Au rang des procédés qui forcent l‟adhésion du lecteur, on ne saurait insister suffisamment sur les effets de la répétition : « proférer un mot énergiquement, veiller à ce qu‟il soit répété sans fin, c‟est lui conférer des allures de vérité incontournable »1, écrit Roselyne Koren, ou encore :

« Il arrive […] fréquemment que les dénominations retenues ne constituent que la partie visible d‟un raisonnement d‟autant plus puissant qu‟il reste implicite. La répétition des noms finit par leur donner l‟apparence de la vérité. L‟argumentation souterraine devient une idée-force si profondément ancrée dans l‟opinion qu‟elle en devient difficilement réfutable »2.

Cette remarque corrobore les problèmes que nous avons exposés, liés par exemple aux termes de « lepénisation des esprits », de « troisième homme » ou d‟ « extrême droite ». Cependant, au-delà des mots et des expressions, la puissance de la répétition s‟applique également à l‟ensemble du contenu du discours, qu‟il s‟agisse de présupposés, de rapports logiques, de sélection de l‟information, de mise en scène ou autres arguments.
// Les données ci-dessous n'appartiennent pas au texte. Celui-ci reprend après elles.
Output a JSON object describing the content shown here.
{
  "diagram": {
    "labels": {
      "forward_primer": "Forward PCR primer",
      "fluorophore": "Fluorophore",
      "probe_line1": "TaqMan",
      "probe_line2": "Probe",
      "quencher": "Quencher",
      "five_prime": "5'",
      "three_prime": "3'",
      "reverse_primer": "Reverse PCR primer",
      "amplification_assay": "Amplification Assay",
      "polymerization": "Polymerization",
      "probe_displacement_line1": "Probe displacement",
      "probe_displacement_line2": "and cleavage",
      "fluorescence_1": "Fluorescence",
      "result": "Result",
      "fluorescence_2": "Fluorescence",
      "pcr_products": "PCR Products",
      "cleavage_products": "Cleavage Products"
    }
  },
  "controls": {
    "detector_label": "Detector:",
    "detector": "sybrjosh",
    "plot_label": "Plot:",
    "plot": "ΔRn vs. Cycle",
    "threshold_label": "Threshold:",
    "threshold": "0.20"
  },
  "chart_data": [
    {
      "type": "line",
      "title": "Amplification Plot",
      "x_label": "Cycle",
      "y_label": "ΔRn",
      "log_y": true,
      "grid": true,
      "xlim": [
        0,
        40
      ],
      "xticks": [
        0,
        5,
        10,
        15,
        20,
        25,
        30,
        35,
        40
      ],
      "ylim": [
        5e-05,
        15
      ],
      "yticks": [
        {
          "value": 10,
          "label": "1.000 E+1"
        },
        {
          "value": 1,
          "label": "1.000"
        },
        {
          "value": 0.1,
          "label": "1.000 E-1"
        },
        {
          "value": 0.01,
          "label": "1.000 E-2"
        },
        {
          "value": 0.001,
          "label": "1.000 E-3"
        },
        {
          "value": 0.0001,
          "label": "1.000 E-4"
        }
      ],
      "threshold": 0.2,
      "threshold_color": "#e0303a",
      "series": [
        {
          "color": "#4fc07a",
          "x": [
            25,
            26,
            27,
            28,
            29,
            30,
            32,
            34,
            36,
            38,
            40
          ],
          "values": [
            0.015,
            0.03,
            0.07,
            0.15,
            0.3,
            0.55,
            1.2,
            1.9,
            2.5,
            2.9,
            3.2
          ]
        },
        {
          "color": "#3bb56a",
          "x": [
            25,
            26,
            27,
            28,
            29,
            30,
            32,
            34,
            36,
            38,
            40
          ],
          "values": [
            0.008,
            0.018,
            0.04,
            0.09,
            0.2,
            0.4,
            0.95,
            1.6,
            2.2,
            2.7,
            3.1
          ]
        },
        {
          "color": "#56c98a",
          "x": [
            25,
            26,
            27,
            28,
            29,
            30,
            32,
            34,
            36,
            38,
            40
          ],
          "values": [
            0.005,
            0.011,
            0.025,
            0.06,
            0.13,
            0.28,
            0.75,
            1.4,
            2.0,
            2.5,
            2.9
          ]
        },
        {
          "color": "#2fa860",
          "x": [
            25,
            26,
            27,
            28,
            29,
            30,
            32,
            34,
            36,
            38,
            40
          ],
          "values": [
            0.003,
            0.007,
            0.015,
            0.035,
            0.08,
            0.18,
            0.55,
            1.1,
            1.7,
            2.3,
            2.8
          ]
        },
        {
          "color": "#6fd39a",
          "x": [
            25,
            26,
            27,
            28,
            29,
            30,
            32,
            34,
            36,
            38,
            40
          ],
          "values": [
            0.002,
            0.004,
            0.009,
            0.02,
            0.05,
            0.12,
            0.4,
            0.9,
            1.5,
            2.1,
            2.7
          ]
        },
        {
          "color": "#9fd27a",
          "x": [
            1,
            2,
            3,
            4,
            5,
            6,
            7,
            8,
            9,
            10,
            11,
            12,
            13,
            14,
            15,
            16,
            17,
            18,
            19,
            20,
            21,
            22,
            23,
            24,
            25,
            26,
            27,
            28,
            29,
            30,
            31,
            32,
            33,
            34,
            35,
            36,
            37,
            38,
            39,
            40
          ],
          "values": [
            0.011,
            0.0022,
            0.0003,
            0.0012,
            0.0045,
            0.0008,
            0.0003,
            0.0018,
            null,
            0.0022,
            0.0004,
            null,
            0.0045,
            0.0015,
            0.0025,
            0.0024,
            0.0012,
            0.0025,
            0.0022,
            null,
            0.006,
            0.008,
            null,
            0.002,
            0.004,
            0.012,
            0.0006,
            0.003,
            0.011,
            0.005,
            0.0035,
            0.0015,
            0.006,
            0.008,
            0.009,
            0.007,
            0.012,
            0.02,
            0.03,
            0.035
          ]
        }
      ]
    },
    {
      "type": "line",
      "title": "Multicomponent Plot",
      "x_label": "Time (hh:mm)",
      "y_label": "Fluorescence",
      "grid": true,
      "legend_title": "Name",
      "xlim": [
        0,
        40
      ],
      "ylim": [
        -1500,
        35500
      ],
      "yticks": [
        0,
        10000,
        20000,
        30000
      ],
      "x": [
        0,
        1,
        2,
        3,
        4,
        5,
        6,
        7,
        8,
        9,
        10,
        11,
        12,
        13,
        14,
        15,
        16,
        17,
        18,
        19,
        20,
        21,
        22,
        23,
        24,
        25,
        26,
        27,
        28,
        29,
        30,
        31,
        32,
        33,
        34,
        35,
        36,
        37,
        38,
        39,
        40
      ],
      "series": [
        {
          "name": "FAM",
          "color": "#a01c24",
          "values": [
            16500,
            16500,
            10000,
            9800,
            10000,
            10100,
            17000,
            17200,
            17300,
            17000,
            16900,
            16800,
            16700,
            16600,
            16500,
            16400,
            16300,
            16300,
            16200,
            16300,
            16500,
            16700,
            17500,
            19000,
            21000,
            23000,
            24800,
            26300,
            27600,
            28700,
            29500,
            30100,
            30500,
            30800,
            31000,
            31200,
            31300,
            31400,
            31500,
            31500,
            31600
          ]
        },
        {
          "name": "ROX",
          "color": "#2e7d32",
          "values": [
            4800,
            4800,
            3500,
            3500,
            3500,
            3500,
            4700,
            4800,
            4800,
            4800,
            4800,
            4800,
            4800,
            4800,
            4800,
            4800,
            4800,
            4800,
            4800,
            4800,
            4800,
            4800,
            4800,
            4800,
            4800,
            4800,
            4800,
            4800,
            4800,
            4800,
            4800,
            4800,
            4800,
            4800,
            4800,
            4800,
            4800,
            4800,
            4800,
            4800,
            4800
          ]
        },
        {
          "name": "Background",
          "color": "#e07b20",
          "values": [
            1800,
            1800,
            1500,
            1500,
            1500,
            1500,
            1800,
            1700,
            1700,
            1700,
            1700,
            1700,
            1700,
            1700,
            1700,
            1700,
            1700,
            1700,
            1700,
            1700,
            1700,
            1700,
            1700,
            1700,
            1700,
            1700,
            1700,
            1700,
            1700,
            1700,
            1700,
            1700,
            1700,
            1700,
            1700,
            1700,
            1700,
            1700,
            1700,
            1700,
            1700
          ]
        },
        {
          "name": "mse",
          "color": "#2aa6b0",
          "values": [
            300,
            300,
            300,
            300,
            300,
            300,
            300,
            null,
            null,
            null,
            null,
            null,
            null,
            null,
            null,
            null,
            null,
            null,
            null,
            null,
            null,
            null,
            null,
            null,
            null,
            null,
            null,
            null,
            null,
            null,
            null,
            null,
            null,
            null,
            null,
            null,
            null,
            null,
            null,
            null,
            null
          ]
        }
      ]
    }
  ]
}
Si l‟on ne recensait par exemple qu‟un seul article présupposant de la certitude de la qualification des deux favoris au second tour, ce présupposé n‟aurait pu s‟imposer. De ce point de vue, le consensus régnant dans les médias dominants concernant le traitement de l‟information, l‟imitation réciproque que ces derniers pratiquent, l‟uniformité des discours de presse, posent un problème supplémentaire, et tendent à imposer les explications qu‟ils proposent comme exhaustives, interdisant de cette façon toute autre interprétation.